AS THE NAZIS blitzkrieged across Europe, conquering one nation after another early in World War II, they plundered central banks and herded Jews and other victims into concentration camps.
Hitler's armies looted what gold they could find, whether in the bank vaults or the jewelry and teeth of their murdered victims. Ever efficient, the Nazis apparently shipped the gold to Berlin, melted it down and stamped it as Reichsbank gold. Along with other stolen assets, some of it was then deposited in Swiss banks.
Those were booming days for Swiss banks. As the prewar clouds darkened, money, jewelry and gold from European Jews and others fearful of Hitler's rising power had poured in, too. Often, these assets were deposited in secret accounts under assumed names to shield identities from the Nazis.
Not surprisingly, then, one question that has echoed quietly across the last half-century is this: Whatever happened to all the money, all the gold and other assets placed in those Swiss banks both by the Nazis and the fearful Jews?
Recently, the question has exploded across international borders as demands grew for an answer to nasty suspicions.
The World Jewish Congress began to press for the truth. Earlier this year, the Senate Banking Committee, chaired by Sen. Alfonse M. D'Amato, R-N.Y., launched a probe. A few weeks ago the British Foreign Office said that Switzerland returned only 10 percent of all the gold it held during the war. That's a total of $6 billion in today's values.

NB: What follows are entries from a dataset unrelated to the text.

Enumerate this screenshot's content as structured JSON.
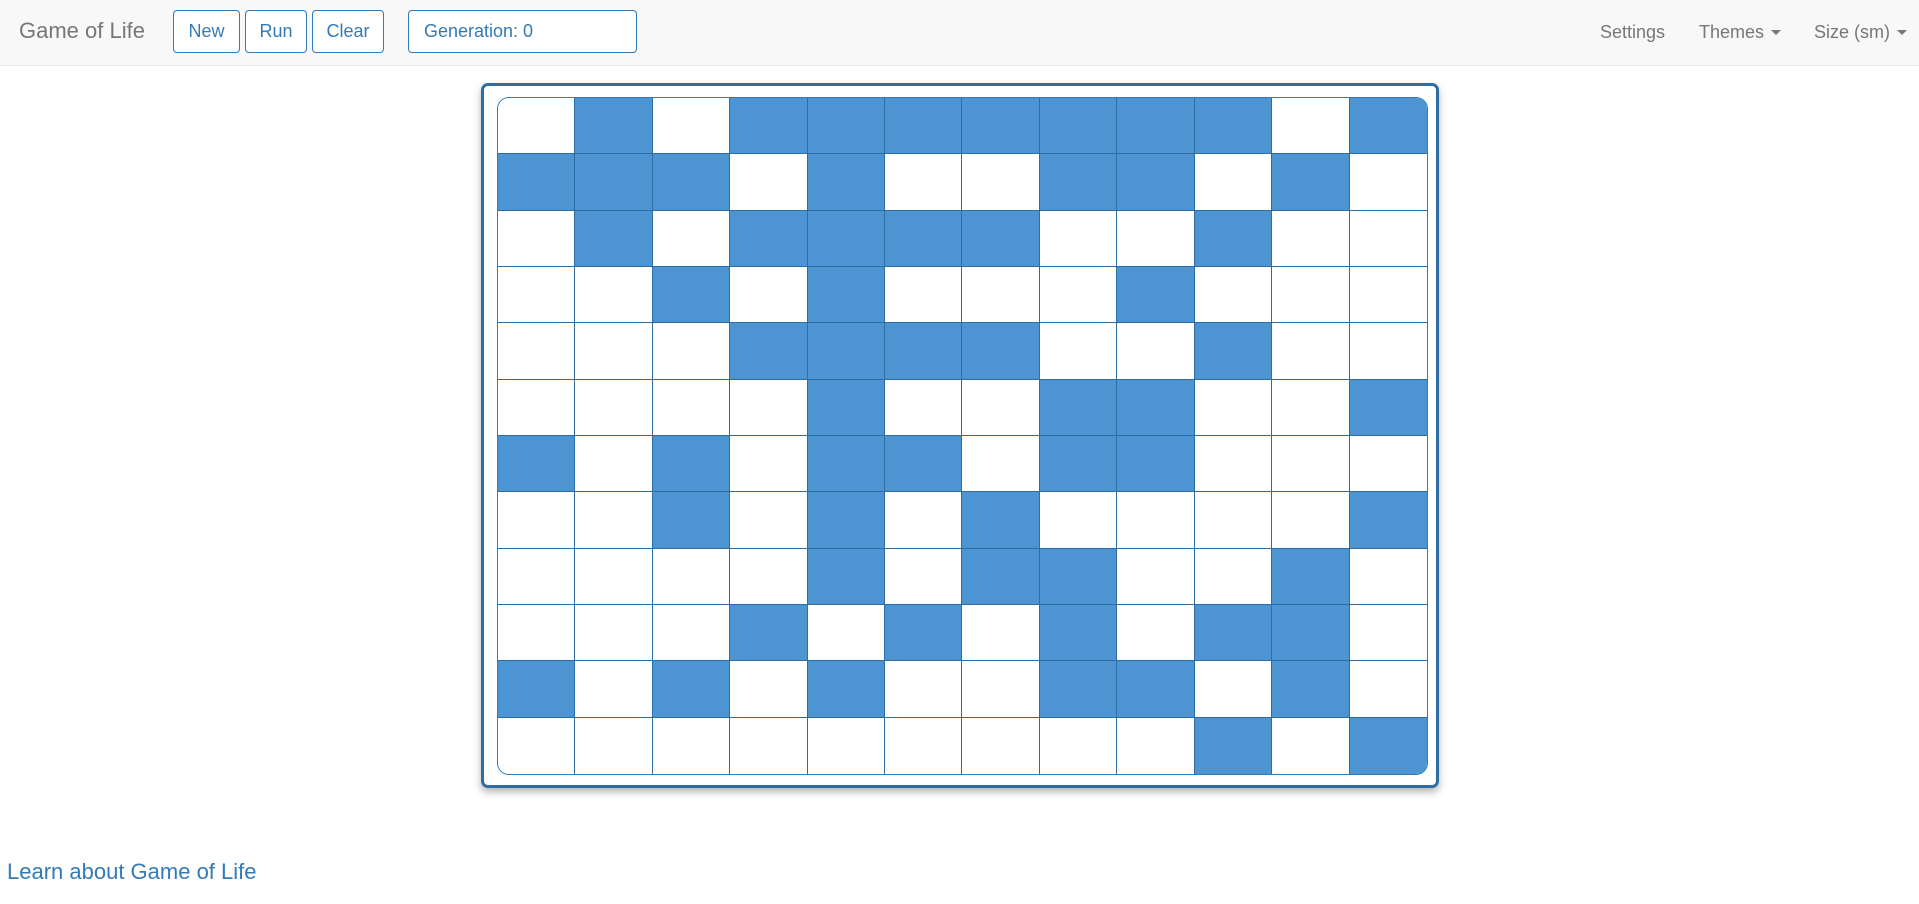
{
  "navbar": {
    "brand": "Game of Life",
    "buttons": {
      "new": "New",
      "run": "Run",
      "clear": "Clear"
    },
    "generation": "Generation: 0",
    "settings": "Settings",
    "themes": "Themes",
    "size": "Size (sm)"
  },
  "board": {
    "rows": 12,
    "cols": 12,
    "alive_color": "#4d94d2",
    "dead_color": "#ffffff",
    "border_color": "#2e6da4",
    "cells": [
      [
        0,
        1,
        0,
        1,
        1,
        1,
        1,
        1,
        1,
        1,
        0,
        1
      ],
      [
        1,
        1,
        1,
        0,
        1,
        0,
        0,
        1,
        1,
        0,
        1,
        0
      ],
      [
        0,
        1,
        0,
        1,
        1,
        1,
        1,
        0,
        0,
        1,
        0,
        0
      ],
      [
        0,
        0,
        1,
        0,
        1,
        0,
        0,
        0,
        1,
        0,
        0,
        0
      ],
      [
        0,
        0,
        0,
        1,
        1,
        1,
        1,
        0,
        0,
        1,
        0,
        0
      ],
      [
        0,
        0,
        0,
        0,
        1,
        0,
        0,
        1,
        1,
        0,
        0,
        1
      ],
      [
        1,
        0,
        1,
        0,
        1,
        1,
        0,
        1,
        1,
        0,
        0,
        0
      ],
      [
        0,
        0,
        1,
        0,
        1,
        0,
        1,
        0,
        0,
        0,
        0,
        1
      ],
      [
        0,
        0,
        0,
        0,
        1,
        0,
        1,
        1,
        0,
        0,
        1,
        0
      ],
      [
        0,
        0,
        0,
        1,
        0,
        1,
        0,
        1,
        0,
        1,
        1,
        0
      ],
      [
        1,
        0,
        1,
        0,
        1,
        0,
        0,
        1,
        1,
        0,
        1,
        0
      ],
      [
        0,
        0,
        0,
        0,
        0,
        0,
        0,
        0,
        0,
        1,
        0,
        1
      ]
    ]
  },
  "footer": {
    "learn_link": "Learn about Game of Life"
  }
}
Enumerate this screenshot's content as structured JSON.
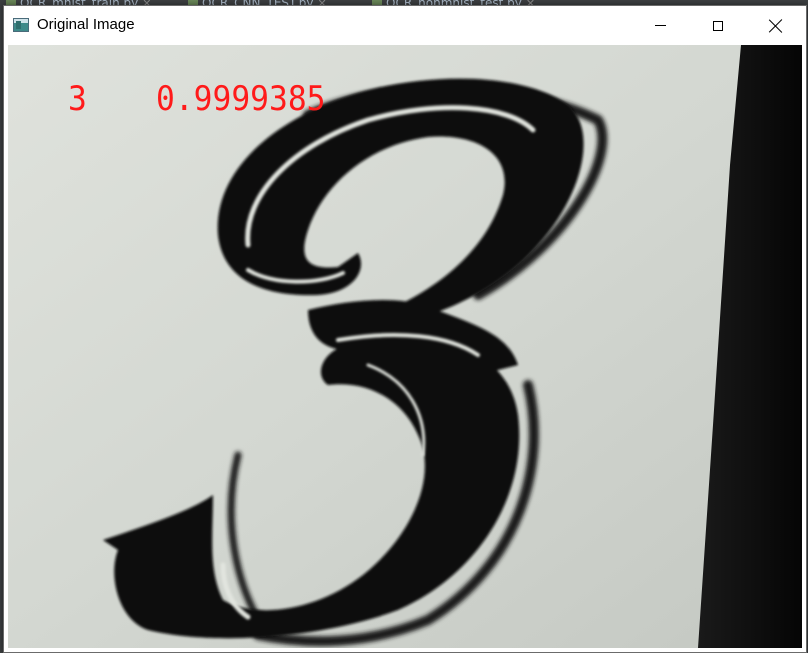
{
  "window": {
    "title": "Original Image",
    "app_icon": "window-image-icon",
    "controls": {
      "minimize": "minimize-icon",
      "maximize": "maximize-icon",
      "close": "close-icon"
    }
  },
  "background_tabs": [
    {
      "label": "OCR_mnist_train.py"
    },
    {
      "label": "OCR_CNN_TEST.py"
    },
    {
      "label": "OCR_nonmnist_test.py"
    }
  ],
  "image": {
    "subject": "handwritten-style digit three on paper",
    "prediction": {
      "digit": "3",
      "score": "0.9999385",
      "color": "#ff1a1a"
    }
  }
}
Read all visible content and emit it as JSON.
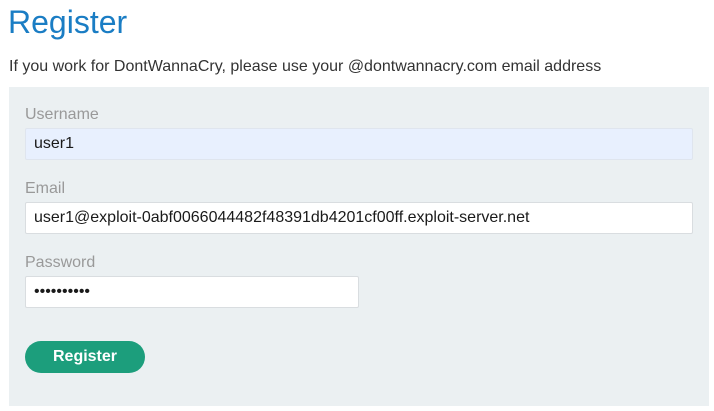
{
  "page": {
    "title": "Register",
    "intro": "If you work for DontWannaCry, please use your @dontwannacry.com email address"
  },
  "form": {
    "username": {
      "label": "Username",
      "value": "user1"
    },
    "email": {
      "label": "Email",
      "value": "user1@exploit-0abf0066044482f48391db4201cf00ff.exploit-server.net"
    },
    "password": {
      "label": "Password",
      "value": "••••••••••"
    },
    "submit_label": "Register"
  },
  "colors": {
    "title": "#1a7dc4",
    "form_background": "#ebf0f2",
    "button": "#1c9e7c",
    "autofill": "#e8f0fe"
  }
}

In a hearing the other day, the Senate committee heard testimony from survivors of the Holocaust about the difficulty, if not impossibility, of reclaiming money put in the banks decades ago by parents and relatives who were later murdered in the death camps.
One witness recalled a Swiss banker telling her a death certificate would be required before the money deposited by her father, who died in a concentration camp, would be released. What that really amounts to is the bank keeping the money. It also amounts to theft.
However late and grudgingly, Swiss banks and the government of Switzerland, a neutral nation fearful of Hitler's power in World War II, have begun to respond to the pressures to come clean.
They have begun their own investigations, but they contend it will take up to five years to ensure definitive answers. Without continued international pressure, it could take considerably longer.
It is important for the world to know the truth, and for what looted money is still held to be returned to the rightful owners who survive. The rest might go into an international fund to somehow compensate all Holocaust victims.
With all the secrecy and obfuscation, no one is certain how many valuables remain hidden. Following the insidious trail to the answer could become important not only for cleaning up the secret accounts but for scrubbing a stain from the record of this prim nation that once slept with the Nazi evil.